Windows 10 SDK (November 2015)

The Windows 10 SDK for the November 2015 update of Windows 10 (build 10586) is now available. It can be installed via an optional install with VS 2015 Update 1 or as a standalone installer. This includes DirectXMath 3.08, Direct3D 11.4, Direct3D 12.0, DXGI 1.5, updates to Direct2D/DirectWrite 1.3, and XAudio 2.9.

GitHub: All of my open source project have new releases to support VS 2015 Update 1 and the Windows 10 SDK (10586): DirectXTK, DirectXTex, DirectXMesh, UVAtlas, Effects11, and DXUT11.

DirectX Developer Runtime: The DirectX Developer Runtime for Windows 10 is an optional feature called Graphics Tools as described in this blog post. When upgrading from 10240 to 10586, the optional feature can be disabled rather than updated, which can be fixed by re-enabling the optional feature. Note that WARP12 is part of the Graphics Tools optional feature as it’s currently intended only for use by developers.

XInput: For UWP, you can continue to use the XInput 1.4 API but need to change from linking to xinput.lib to xinputuap.lib. Alternatively, you can make use of the GamePad class in DirectX Tool Kit which uses the new Windows.Gaming.Input API. See XInput and Windows 8.

XAudio: With the Windows 10 SDK, if you are linking with xaudio2.lib you are linking against XAudio 2.9 and should build your application using _WIN32_WINNT=0x0A00. If you want to use XAudio 2.8 with the Windows 10 SDK, you need to set _WIN32_WINNT=0x0602 or _WIN32_WINNT=0x0603 and link against xaudio2_8.lib. See XAudio2 and Windows 8 for more details.

VS 2013 Users: As with the past few releases, the Windows 10 SDK only integrates with the latest Visual Studio, VS 2015. You can use the Windows 10 SDK with VS 2013 by using the props attached per this Visual C+ Team Blog.

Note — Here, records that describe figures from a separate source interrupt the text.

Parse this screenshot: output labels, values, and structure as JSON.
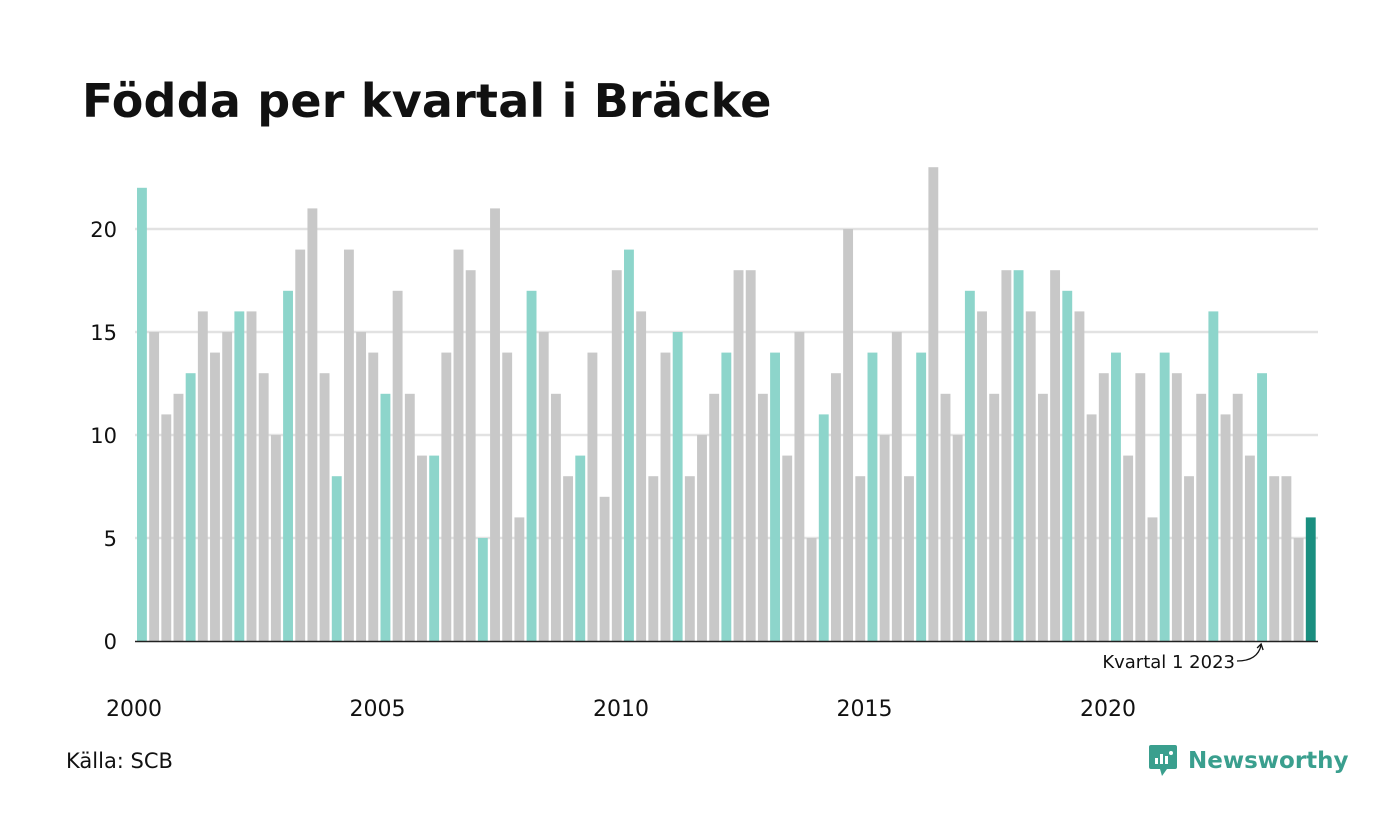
{
  "title": "Födda per kvartal i Bräcke",
  "source": "Källa: SCB",
  "brand": {
    "name": "Newsworthy",
    "icon": "newsworthy-logo-icon",
    "color": "#3a9f8e"
  },
  "annotation": {
    "text": "Kvartal 1 2023",
    "target_index": 92
  },
  "colors": {
    "q1": "#8dd5cb",
    "other": "#c8c8c8",
    "latest": "#1a8f80",
    "grid": "#e2e2e2",
    "axis": "#222222"
  },
  "chart_data": {
    "type": "bar",
    "title": "Födda per kvartal i Bräcke",
    "xlabel": "",
    "ylabel": "",
    "ylim": [
      0,
      23
    ],
    "yticks": [
      0,
      5,
      10,
      15,
      20
    ],
    "xtick_labels": [
      "2000",
      "2005",
      "2010",
      "2015",
      "2020"
    ],
    "grid": true,
    "start_year": 2000,
    "highlight": "first quarter of each year; latest quarter emphasized",
    "categories": [
      "2000 K1",
      "2000 K2",
      "2000 K3",
      "2000 K4",
      "2001 K1",
      "2001 K2",
      "2001 K3",
      "2001 K4",
      "2002 K1",
      "2002 K2",
      "2002 K3",
      "2002 K4",
      "2003 K1",
      "2003 K2",
      "2003 K3",
      "2003 K4",
      "2004 K1",
      "2004 K2",
      "2004 K3",
      "2004 K4",
      "2005 K1",
      "2005 K2",
      "2005 K3",
      "2005 K4",
      "2006 K1",
      "2006 K2",
      "2006 K3",
      "2006 K4",
      "2007 K1",
      "2007 K2",
      "2007 K3",
      "2007 K4",
      "2008 K1",
      "2008 K2",
      "2008 K3",
      "2008 K4",
      "2009 K1",
      "2009 K2",
      "2009 K3",
      "2009 K4",
      "2010 K1",
      "2010 K2",
      "2010 K3",
      "2010 K4",
      "2011 K1",
      "2011 K2",
      "2011 K3",
      "2011 K4",
      "2012 K1",
      "2012 K2",
      "2012 K3",
      "2012 K4",
      "2013 K1",
      "2013 K2",
      "2013 K3",
      "2013 K4",
      "2014 K1",
      "2014 K2",
      "2014 K3",
      "2014 K4",
      "2015 K1",
      "2015 K2",
      "2015 K3",
      "2015 K4",
      "2016 K1",
      "2016 K2",
      "2016 K3",
      "2016 K4",
      "2017 K1",
      "2017 K2",
      "2017 K3",
      "2017 K4",
      "2018 K1",
      "2018 K2",
      "2018 K3",
      "2018 K4",
      "2019 K1",
      "2019 K2",
      "2019 K3",
      "2019 K4",
      "2020 K1",
      "2020 K2",
      "2020 K3",
      "2020 K4",
      "2021 K1",
      "2021 K2",
      "2021 K3",
      "2021 K4",
      "2022 K1",
      "2022 K2",
      "2022 K3",
      "2022 K4",
      "2023 K1",
      "2023 K2",
      "2023 K3",
      "2023 K4",
      "2024 K1"
    ],
    "values": [
      22,
      15,
      11,
      12,
      13,
      16,
      14,
      15,
      16,
      16,
      13,
      10,
      17,
      19,
      21,
      13,
      8,
      19,
      15,
      14,
      12,
      17,
      12,
      9,
      9,
      14,
      19,
      18,
      5,
      21,
      14,
      6,
      17,
      15,
      12,
      8,
      9,
      14,
      7,
      18,
      19,
      16,
      8,
      14,
      15,
      8,
      10,
      12,
      14,
      18,
      18,
      12,
      14,
      9,
      15,
      5,
      11,
      13,
      20,
      8,
      14,
      10,
      15,
      8,
      14,
      23,
      12,
      10,
      17,
      16,
      12,
      18,
      18,
      16,
      12,
      18,
      17,
      16,
      11,
      13,
      14,
      9,
      13,
      6,
      14,
      13,
      8,
      12,
      16,
      11,
      12,
      9,
      13,
      8,
      8,
      5,
      6
    ]
  }
}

Samples: As with the Windows 10 SDK RTM, official Windows samples are hosted on GitHub: Windows-universal-samplesWindows-classic-samples, Windows-driver-samples. Additional Direct3D 12 samples can be found in DirectX-Graphics-Samples. See also DirectX SDK Samples Catalog.

Related: Windows 10 SDK RTM, Windows 10 Anniversary Update SDK

Comments (2)

  1. Guest says:

    Happy New Year.

    I see you prefer to use UNICODE version of function.

    In case of DirectX 12 it is very small reason use TCHAR, TEXT and so on macros in a project?

  2. Generally all applications should use UNICODE. With Windows 8 Store apps, this was strongly enforced with most ANSI versions of Win32 APIs removed. With universal Windows apps for Windows 10, a number of ANSI versions of Win32 APIs were added back, but mostly for strings that were never shown to the user (i.e. internal object names, etc.). You can still use ANSI strings for debug output, but the general expectation is that you should be using UNICODE by default.